Una raíz árabe es, pues, como una lira de la que no se puede pulsar una cuerda sin que vibren todas las demás. Y cada palabra, además de su propia resonancia, despierta los secretos armónicos de los conceptos emparentados.
Habré de volver a referirme con más espacio a la fluida volubilidad de las raíces trilíteras árabes en el curso de estas páginas, porque tiene que ver con la propensión al cambio perpetuo, tan propia de la estética islámica y, sobre todo, tan propia de su particular expresión de la experiencia mística. Pero, por lo pronto, cabe recordar la fruición de los árabes para con la fluidez constante de la antigua alquimia, con su transmutación de los metales, símbolo de la volatilización del alma, y en el correrse de las virtudes de los astros a las vidas de las personas, tal como determinaba la antigua astrología, que también hizo célebres a los hijos de Agar. De todo ello se hace eco la fluidez de los dibujos del arabesco, siempre reiterados y abiertos en revelación constante, como las cúpulas tornasoladas de Isfahán, que cambian de color según la luz del día. O como el Taj Mahal, de opalescencia rosada al alba y de un indescriptible brillo perlado a la luz de la luna.

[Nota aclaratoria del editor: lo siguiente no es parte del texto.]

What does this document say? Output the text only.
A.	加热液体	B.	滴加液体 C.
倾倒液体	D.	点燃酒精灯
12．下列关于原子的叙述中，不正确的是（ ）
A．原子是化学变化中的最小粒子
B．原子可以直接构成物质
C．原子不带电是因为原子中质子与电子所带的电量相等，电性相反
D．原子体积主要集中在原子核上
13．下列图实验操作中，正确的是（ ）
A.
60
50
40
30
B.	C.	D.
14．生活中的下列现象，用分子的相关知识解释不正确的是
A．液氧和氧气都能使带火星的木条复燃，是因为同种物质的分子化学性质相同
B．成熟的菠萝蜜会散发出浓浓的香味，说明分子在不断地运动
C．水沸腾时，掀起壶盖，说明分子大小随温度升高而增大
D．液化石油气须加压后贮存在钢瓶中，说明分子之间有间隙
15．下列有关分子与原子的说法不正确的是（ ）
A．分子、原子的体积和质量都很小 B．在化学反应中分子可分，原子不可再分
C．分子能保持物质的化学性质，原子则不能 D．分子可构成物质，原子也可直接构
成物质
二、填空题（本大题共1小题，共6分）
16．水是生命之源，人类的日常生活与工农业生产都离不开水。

Confieso que estos fenómenos de movimiento mágico y de cambio perpetuo siempre me impresionaron hondamente: cuando niña me embelesaba jugando con un caleidoscopio que renovaba sin fin sus diseños geométricos policromados. También me deslumbraba el mercurio líquido de los termómetros rotos, plata mágica con la que intentaba esculpir figuras en vano, ajena al peligro que corría. Uno de los regalos que más agradecí a los Reyes Magos fue el volumen de las Mil y una noches: mi alma infantil, es hoy que lo comprendo, respondía de una manera misteriosamente cómplice al espejeo circular inagotable de los relatos henchidos de fantasía con los que Scheherezade salvaba su vida cada noche.
Por todo lo que voy confesando, no es de extrañar que el recibidor peregrino de Abderramán III me hechizara desde el primer momento en que tuve noticia de su leyenda. La extraña taracea policromada de luz giratoria tocó siempre fibras muy íntimas de mi ser, hasta que, como dije, entendí que su alucinante belleza estaba detonando el recuerdo de la experiencia sobrenatural aureolada de portento que había experimentado en otro plano de conciencia. En ese momento también me hice cargo de que la pieza arquitectónica califal, que renovaba su belleza luminosa en giros perpetuos, estaba dotada de una gran expresividad simbólica. Me habría de ser pues de gran utilidad plástica para comunicar algo de la tesitura inaprehensible de la experiencia mística, que experimenté como una danza revelatoria de amor y de luz, renovada a cada instante, si es que puedo osar medir el tiempo de una vividura que trascendió el discurrir de las horas.